As a conservative, I really resent an administration that calls itself conservative taking the position that the burden is on the citizen to show the government has abused power, and otherwise shut up and comply.
-- Former Congressman Bob Barr, now working with the ACLU to fight the many onerous provisions of the Patriot Act, such as National Security Letters. The WaPo had a lengthy and chilling article on the subject on Sunday.
Ready access to national security letters allows investigators to employ them routinely for "contact chaining."

"Starting with your bad guy and his telephone number and looking at who he's calling, and [then] who they're calling," the number of people surveilled "goes up exponentially," acknowledged Caproni, the FBI's general counsel.

But Caproni said it would not be rational for the bureau to follow the chain too far. "Everybody's connected" if investigators keep tracing calls "far enough away from your targeted bad guy," she said. "What's the point of that?"

One point is to fill government data banks for another investigative technique. That one is called "link analysis," a practice Caproni would neither confirm nor deny.

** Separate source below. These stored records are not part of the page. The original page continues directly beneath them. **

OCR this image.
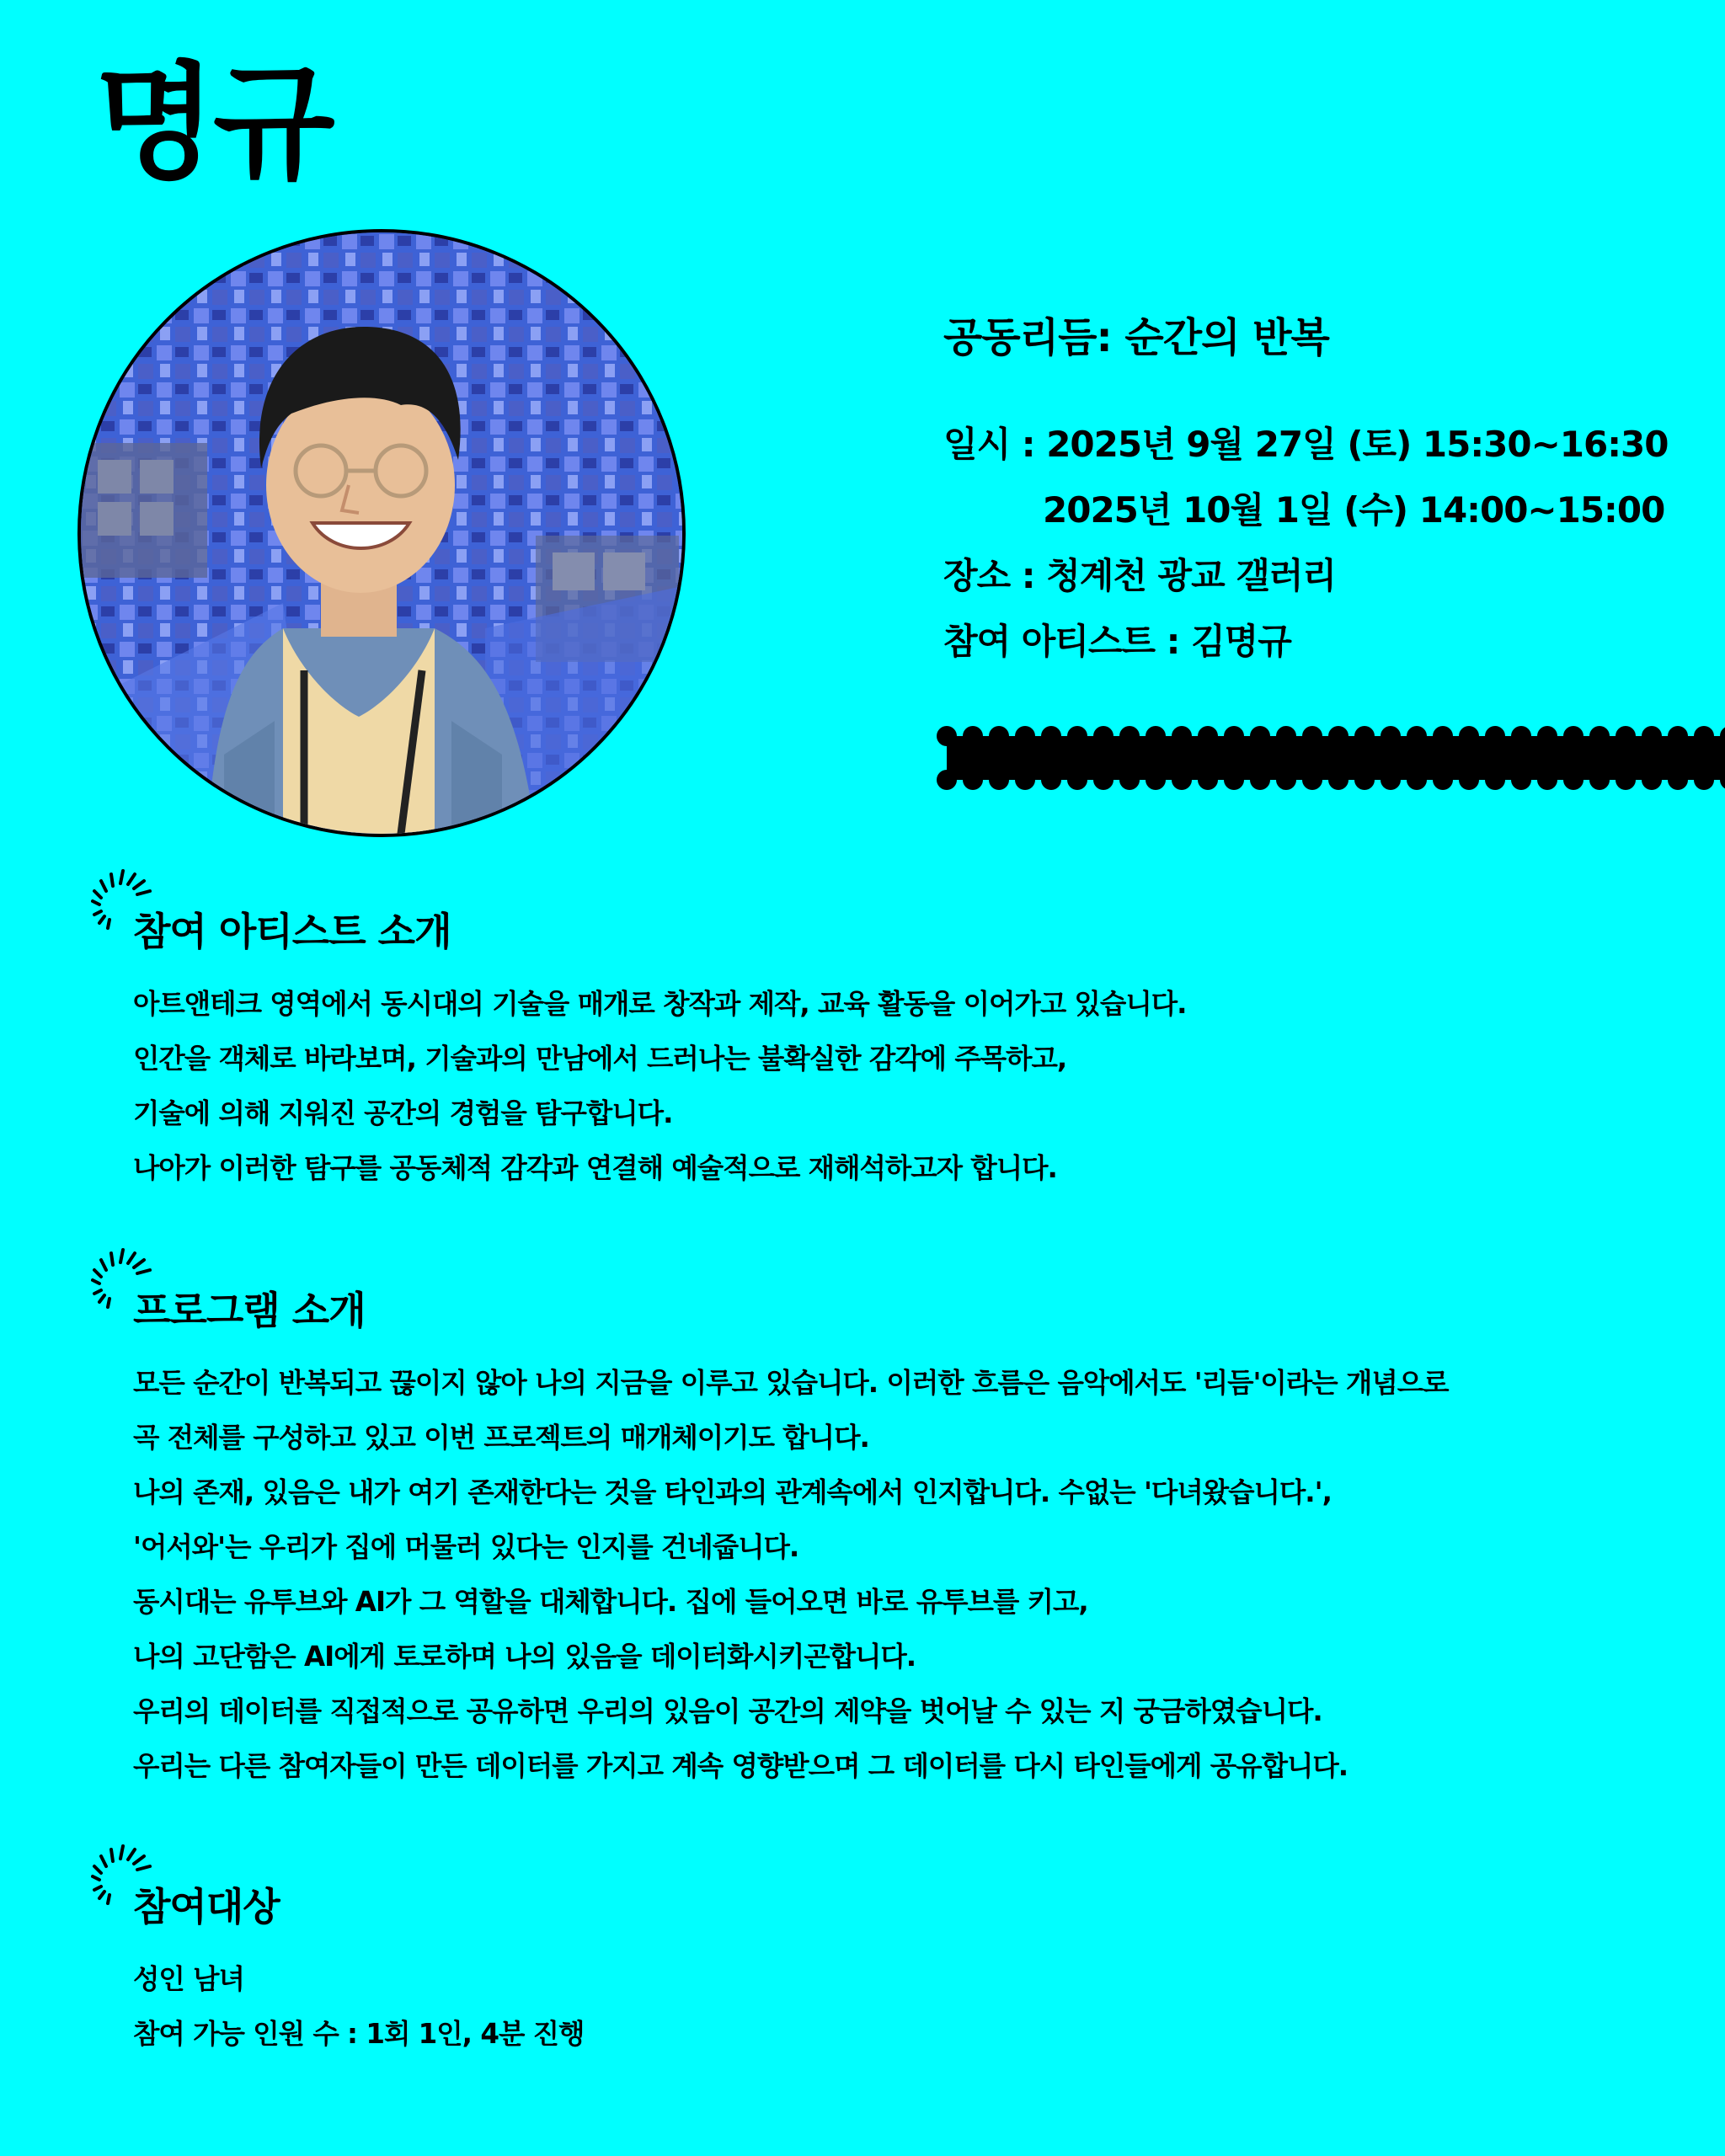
명규
공동리듬: 순간의 반복
일시 : 2025년 9월 27일 (토) 15:30~16:30
2025년 10월 1일 (수) 14:00~15:00
장소 : 청계천 광교 갤러리
참여 아티스트 : 김명규
참여 아티스트 소개

아트앤테크 영역에서 동시대의 기술을 매개로 창작과 제작, 교육 활동을 이어가고 있습니다.

인간을 객체로 바라보며, 기술과의 만남에서 드러나는 불확실한 감각에 주목하고,

기술에 의해 지워진 공간의 경험을 탐구합니다.

나아가 이러한 탐구를 공동체적 감각과 연결해 예술적으로 재해석하고자 합니다.

프로그램 소개

모든 순간이 반복되고 끊이지 않아 나의 지금을 이루고 있습니다. 이러한 흐름은 음악에서도 '리듬'이라는 개념으로

곡 전체를 구성하고 있고 이번 프로젝트의 매개체이기도 합니다.

나의 존재, 있음은 내가 여기 존재한다는 것을 타인과의 관계속에서 인지합니다. 수없는 '다녀왔습니다.',

'어서와'는 우리가 집에 머물러 있다는 인지를 건네줍니다.

동시대는 유투브와 AI가 그 역할을 대체합니다. 집에 들어오면 바로 유투브를 키고,

나의 고단함은 AI에게 토로하며 나의 있음을 데이터화시키곤합니다.

우리의 데이터를 직접적으로 공유하면 우리의 있음이 공간의 제약을 벗어날 수 있는 지 궁금하였습니다.

우리는 다른 참여자들이 만든 데이터를 가지고 계속 영향받으며 그 데이터를 다시 타인들에게 공유합니다.

참여대상

성인 남녀

참여 가능 인원 수 : 1회 1인, 4분 진행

Two years ago, Ashcroft rescinded a 1995 guideline directing that information obtained through a national security letter about a U.S. citizen or resident "shall be destroyed by the FBI and not further disseminated" if it proves "not relevant to the purposes for which it was collected." Ashcroft's new order was that "the FBI shall retain" all records it collects and "may disseminate" them freely among federal agencies.

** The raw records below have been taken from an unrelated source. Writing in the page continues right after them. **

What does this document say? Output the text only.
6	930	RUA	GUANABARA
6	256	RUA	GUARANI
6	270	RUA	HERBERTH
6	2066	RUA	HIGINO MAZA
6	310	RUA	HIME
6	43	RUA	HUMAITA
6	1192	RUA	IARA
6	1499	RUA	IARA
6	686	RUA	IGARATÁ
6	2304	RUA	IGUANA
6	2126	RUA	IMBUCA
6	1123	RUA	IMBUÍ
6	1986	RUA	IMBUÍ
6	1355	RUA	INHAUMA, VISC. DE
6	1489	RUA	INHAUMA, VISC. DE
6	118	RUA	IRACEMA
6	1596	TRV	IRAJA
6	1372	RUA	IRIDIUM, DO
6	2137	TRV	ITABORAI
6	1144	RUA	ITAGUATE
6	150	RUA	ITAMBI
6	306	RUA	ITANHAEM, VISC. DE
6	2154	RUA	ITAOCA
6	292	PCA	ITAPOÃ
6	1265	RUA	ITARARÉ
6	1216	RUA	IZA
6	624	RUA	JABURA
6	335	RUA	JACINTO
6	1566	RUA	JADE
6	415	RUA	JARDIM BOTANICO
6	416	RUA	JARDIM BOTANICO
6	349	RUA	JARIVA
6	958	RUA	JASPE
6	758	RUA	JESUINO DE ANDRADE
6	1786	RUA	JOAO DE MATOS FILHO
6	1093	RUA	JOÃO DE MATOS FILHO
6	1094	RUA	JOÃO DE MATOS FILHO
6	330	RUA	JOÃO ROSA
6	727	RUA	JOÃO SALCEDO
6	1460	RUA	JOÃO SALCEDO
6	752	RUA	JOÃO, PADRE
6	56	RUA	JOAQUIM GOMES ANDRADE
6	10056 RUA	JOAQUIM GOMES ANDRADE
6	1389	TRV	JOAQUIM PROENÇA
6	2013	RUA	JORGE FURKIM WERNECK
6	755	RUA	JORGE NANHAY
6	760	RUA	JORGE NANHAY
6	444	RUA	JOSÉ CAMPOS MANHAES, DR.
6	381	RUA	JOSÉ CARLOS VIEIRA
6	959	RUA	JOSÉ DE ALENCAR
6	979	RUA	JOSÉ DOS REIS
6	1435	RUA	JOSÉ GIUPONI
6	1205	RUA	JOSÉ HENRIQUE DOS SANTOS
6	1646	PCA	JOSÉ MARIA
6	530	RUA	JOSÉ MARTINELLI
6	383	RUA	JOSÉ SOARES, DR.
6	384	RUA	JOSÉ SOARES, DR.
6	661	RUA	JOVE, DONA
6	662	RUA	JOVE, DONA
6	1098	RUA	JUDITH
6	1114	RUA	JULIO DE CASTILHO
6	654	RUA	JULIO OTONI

The same order directed the FBI to develop "data mining" technology to probe for hidden links among the people in its growing cache of electronic files. According to an FBI status report, the bureau's office of intelligence began operating in January 2004 a new Investigative Data Warehouse, based on the same Oracle technology used by the CIA. The CIA is generally forbidden to keep such files on Americans.

Data mining intensifies the impact of national security letters, because anyone's personal files can be scrutinized again and again without a fresh need to establish relevance.
Combine these flagrant invasions of privacy with the misadministration's insistance that it can lock up anyone, at any time, for any length of time, for any or no reason, and you'll see what we've become--a police state.

BTW, one particular "Justice" Department fascist quoted in the article calls civil liberties objections "eccentric," saying data collection does no harm unless "someone [decides] to act on the information, put you on a no-fly list or something." Which they have done, repeatedly. Anyone who trusts THIS government with our private data is truly a moron.